SENADO FEDERAL – Comissão de Segurança Pública Analisa Proteção a Vítimas e Testemunhas em Audiência sobre Desafios e Avanços Tecnológicos no Provita

A primeira audiência pública da Comissão de Segurança Pública (CSP), realizada na última terça-feira, dia 2, marcou o início de um ciclo de quatro reuniões dedicadas à avaliação do Programa de Proteção a Vítimas e Testemunhas Ameaçadas (Provita). Durante o evento, ficou evidente o reconhecimento por parte dos participantes sobre a importância da legislação que sustenta o programa, estabelecida pela Lei 9.807 de 1999. Porém, especialistas e senadores ressaltaram a necessidade de atualização e aprimoramento da normativa, para melhor proteção dos envolvidos, especialmente diante avançadas tecnologias como o reconhecimento facial, que podem comprometer o sigilo das identidades.

O programa, que atualmente ampara cerca de 500 indivíduos em todo o país, entre vítimas, testemunhas e seus familiares, foi qualificado pela senadora Damares Alves (Republicanos-DF) como essencial, considerando seu papel crucial no combate à violência e na proteção de direitos humanos. A senadora, que preside o encontro, enfatizou que embora o número de protegidos possa parecer pequeno, ele reflete a complexidade e a seletividade da política de proteção.
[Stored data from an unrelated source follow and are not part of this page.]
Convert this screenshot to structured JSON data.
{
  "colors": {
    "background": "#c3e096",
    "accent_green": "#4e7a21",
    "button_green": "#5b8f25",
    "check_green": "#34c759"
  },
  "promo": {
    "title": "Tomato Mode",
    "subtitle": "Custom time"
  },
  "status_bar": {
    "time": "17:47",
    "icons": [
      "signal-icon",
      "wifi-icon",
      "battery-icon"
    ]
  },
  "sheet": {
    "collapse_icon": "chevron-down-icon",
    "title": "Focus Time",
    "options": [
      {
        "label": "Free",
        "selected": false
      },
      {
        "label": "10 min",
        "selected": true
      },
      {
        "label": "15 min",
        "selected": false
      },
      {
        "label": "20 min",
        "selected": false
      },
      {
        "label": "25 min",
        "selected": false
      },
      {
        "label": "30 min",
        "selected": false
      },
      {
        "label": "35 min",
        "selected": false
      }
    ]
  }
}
A discussão também abordou a operacionalização descentralizada do Provita, que envolve a colaboração entre a União, Estados, Distrito Federal, órgãos do sistema de Justiça e organizações da sociedade civil. Damares Alves observou que essa estrutura descentralizada cria desafios significativos relativos à padronização de critérios e à coordenação institucional no cumprimento das normas.

Thiago Alves da Silva Costa, coordenador-geral do Provita, destacou a eficácia do programa ao informar que, em suas quase três décadas de existência, não houve registros de mortes entre as pessoas protegidas, que atualmente somam mais de 4 mil. Ele sublinhou a importância de manter o orçamento do programa, que gira em torno de R$ 40 milhões anuais, para assegurar que aqueles que buscam proteção não fiquem desamparados.

Além disso, a audiência contou com a intervenção de Delano Cerqueira Bunn, coordenador-geral de segurança da Polícia Federal, que esclareceu o papel da instituição no acolhimento das testemunhas, que geralmente ocorre de forma temporária, com estrutura adequada para proteger a identidade de quem se encontra sob risco.

Leonardo Cardoso de Freitas, procurador regional da República, compartilhou sua ampla experiência com as dificuldades enfrentadas pelas testemunhas no programa, que necessitam romper laços sociais e reconstruir suas vidas em um novo contexto. Ele enfatizou a importância da governança e da transparência do Provita, além de destacar os desafios impostos por novas modalidades de crime e pelo uso da tecnologia pelas organizações criminosas.

Márcio do Nascimento, diretor do Programa Estadual de Proteção, Auxílio e Assistência a Vítimas da Violência em Santa Catarina, falou sobre a relevância da avaliação do perfil das testemunhas, muitas delas oriundas de contextos vinculados ao crime organizado. Adicionalmente, Luiz Gustavo Danzmann, da Polícia Militar do Distrito Federal, reforçou que, apesar das mudanças na estrutura do crime, os fundamentos da proteção permanecem pertinentes, ressaltando a necessidade de um fortalecimento do Estado frente ao medo gerado pela criminalidade.

A audiência, em suma, deixou claro que o Provita, embora reconhecido por seus êxitos, precisa de uma revisão crítica para se adaptar às novas realidades sociais e criminológicas. O próximo passo será a compilação de um relatório que projetará caminhos para melhorar a proteção e adequação do programa às necessidade do presente.